WEMIMO: Now half-transformed; her legs move with the stiff, clanking sound of rusted gears.
OBA ADEREMI: Broken, sitting on the floor of his own porch.
AJAKA: No longer disguised. He is a towering figure of molten iron and red light, holding a massive blacksmith's hammer.
THE SPIRIT OF OGUNWUMI: A translucent figure of white fire standing beside him.
BABA JIDE: The only one sitting calmly, eating a piece of charred meat.
[ACT 1]
(The courtyard is littered with the "statues" of the merchant AJEGBAMI and his sons. They have been turned completely into cold, unmoving iron, their faces frozen in expressions of eternal greed.)
WEMIMO: (Choking, her voice metallic) Sister... help me... I cannot feel my heart. It feels like... like a lead weight in my chest.
OJUOLA: (Looking at the sky) There is no help. The sun has gone out, and the God has come home.
AJAKA: (His voice is a vibration that makes the palace walls crumble) THIRTY-THREE YEARS. I walked the forests of the dead. I tasted the salt of the earth. Every day, I heard the blood of Ogunwumi crying from the roots of the Iroko tree.
OBA ADEREMI: Lord of War, take me! I am the King! I take the responsibility for the sins of my house!
AJAKA: You are a King of dust. You were a husband to a murderer and a father to shadows.
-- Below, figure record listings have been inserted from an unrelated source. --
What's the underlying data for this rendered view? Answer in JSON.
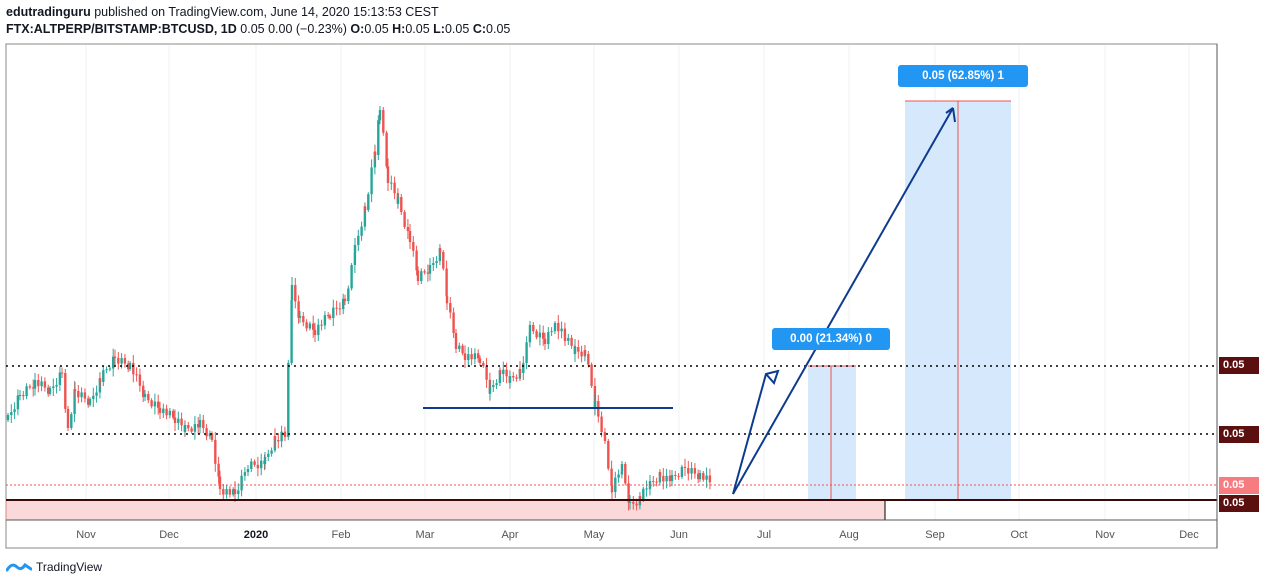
{
  "header": {
    "publisher": "edutradinguru",
    "published_text": "published on TradingView.com, June 14, 2020 15:13:53 CEST",
    "symbol": "FTX:ALTPERP/BITSTAMP:BTCUSD, 1D",
    "quote_line": "0.05 0.00 (−0.23%)",
    "ohlc": [
      {
        "label": "O:",
        "value": "0.05"
      },
      {
        "label": "H:",
        "value": "0.05"
      },
      {
        "label": "L:",
        "value": "0.05"
      },
      {
        "label": "C:",
        "value": "0.05"
      }
    ]
  },
  "price_axis": {
    "tags": [
      {
        "text": "0.05",
        "style": "dark"
      },
      {
        "text": "0.05",
        "style": "dark"
      },
      {
        "text": "0.05",
        "style": "red"
      },
      {
        "text": "0.05",
        "style": "dark"
      }
    ]
  },
  "time_axis": {
    "months": [
      "Nov",
      "Dec",
      "2020",
      "Feb",
      "Mar",
      "Apr",
      "May",
      "Jun",
      "Jul",
      "Aug",
      "Sep",
      "Oct",
      "Nov",
      "Dec"
    ],
    "bold_index": 2
  },
  "positions": [
    {
      "label": "0.00 (21.34%) 0"
    },
    {
      "label": "0.05 (62.85%) 1"
    }
  ],
  "footer": {
    "brand": "TradingView"
  },
  "colors": {
    "up": "#26a69a",
    "down": "#ef5350",
    "drawing": "#0d3b8f",
    "position_fill": "#cfe5fb",
    "label_bg": "#2196f3",
    "tag_dark": "#5b0f0f",
    "tag_red": "#f77c80"
  }
}
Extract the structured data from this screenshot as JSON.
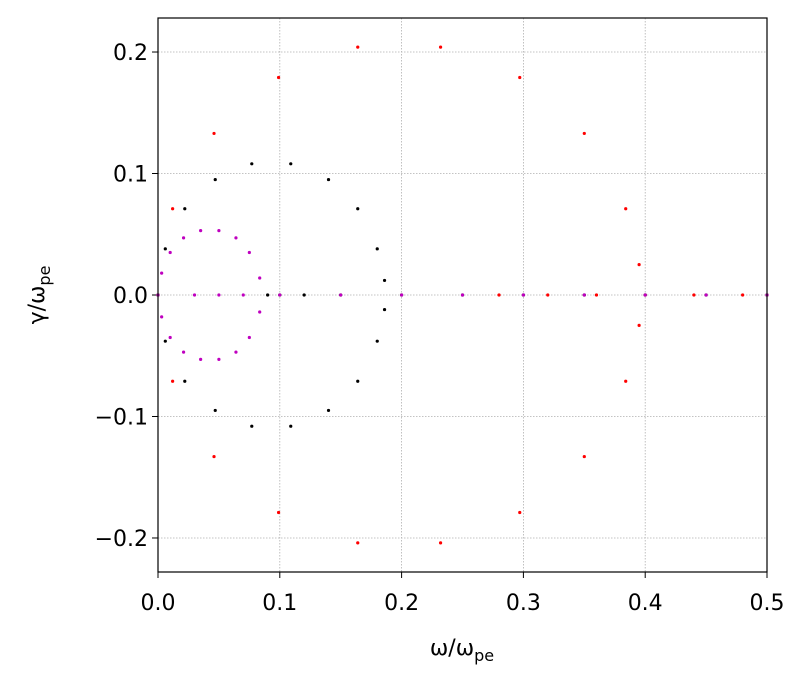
{
  "chart_data": {
    "type": "scatter",
    "xlabel": {
      "text": "ω/ω",
      "subscript": "pe"
    },
    "ylabel": {
      "text": "γ/ω",
      "subscript": "pe"
    },
    "xlim": [
      0,
      0.5
    ],
    "ylim": [
      -0.228,
      0.228
    ],
    "xticks": [
      {
        "value": 0,
        "label": "0.0"
      },
      0.1,
      0.2,
      0.3,
      0.4,
      0.5
    ],
    "yticks": [
      {
        "value": -0.2,
        "label": "−0.2"
      },
      {
        "value": -0.1,
        "label": "−0.1"
      },
      {
        "value": 0,
        "label": "0.0"
      },
      0.1,
      0.2
    ],
    "grid": true,
    "series": [
      {
        "color": "#ff0000",
        "x": [
          0.395,
          0.384,
          0.35,
          0.297,
          0.232,
          0.164,
          0.099,
          0.046,
          0.012,
          0,
          0.012,
          0.046,
          0.099,
          0.164,
          0.232,
          0.297,
          0.35,
          0.384,
          0.395,
          0.28,
          0.32,
          0.36,
          0.4,
          0.44,
          0.48,
          0.5
        ],
        "y": [
          0.025,
          0.071,
          0.133,
          0.179,
          0.204,
          0.204,
          0.179,
          0.133,
          0.071,
          0,
          -0.071,
          -0.133,
          -0.179,
          -0.204,
          -0.204,
          -0.179,
          -0.133,
          -0.071,
          -0.025,
          0,
          0,
          0,
          0,
          0,
          0,
          0
        ]
      },
      {
        "color": "#000000",
        "x": [
          0.186,
          0.18,
          0.164,
          0.14,
          0.109,
          0.077,
          0.047,
          0.022,
          0.006,
          0,
          0.006,
          0.022,
          0.047,
          0.077,
          0.109,
          0.14,
          0.164,
          0.18,
          0.186,
          0.09,
          0.1,
          0.12,
          0.15,
          0.2,
          0.25,
          0.3,
          0.35,
          0.4,
          0.45,
          0.5
        ],
        "y": [
          0.012,
          0.038,
          0.071,
          0.095,
          0.108,
          0.108,
          0.095,
          0.071,
          0.038,
          0,
          -0.038,
          -0.071,
          -0.095,
          -0.108,
          -0.108,
          -0.095,
          -0.071,
          -0.038,
          -0.012,
          0,
          0,
          0,
          0,
          0,
          0,
          0,
          0,
          0,
          0,
          0
        ]
      },
      {
        "color": "#bf00bf",
        "x": [
          0.0835,
          0.075,
          0.064,
          0.05,
          0.035,
          0.021,
          0.01,
          0.003,
          0,
          0.003,
          0.01,
          0.021,
          0.035,
          0.05,
          0.064,
          0.075,
          0.0835,
          0.03,
          0.05,
          0.07,
          0.1,
          0.15,
          0.2,
          0.25,
          0.3,
          0.35,
          0.4,
          0.45,
          0.5
        ],
        "y": [
          0.014,
          0.035,
          0.047,
          0.053,
          0.053,
          0.047,
          0.035,
          0.018,
          0,
          -0.018,
          -0.035,
          -0.047,
          -0.053,
          -0.053,
          -0.047,
          -0.035,
          -0.014,
          0,
          0,
          0,
          0,
          0,
          0,
          0,
          0,
          0,
          0,
          0,
          0
        ]
      }
    ]
  }
}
You are not worth the strike of my hammer.
(The SPIRIT OF OGUNWUMI steps forward. She looks exactly as she did the day she died humble and kind but her eyes are twin stars.)
OGUNWUMI: (Voice like a soft breeze) Shola... Wemi... I would have given you my life to save yours. But you took it anyway. You didn't just kill me; you killed the truth.
OJUOLA: (Falling to her knees) We were beautiful! We deserved the world! Why should you, the soot-girl, have a God while we had only men?
OGUNWUMI: Beauty is the skin of the world, sister. The truth is the bone. You traded your bones for beads. Now, the beads will crush you.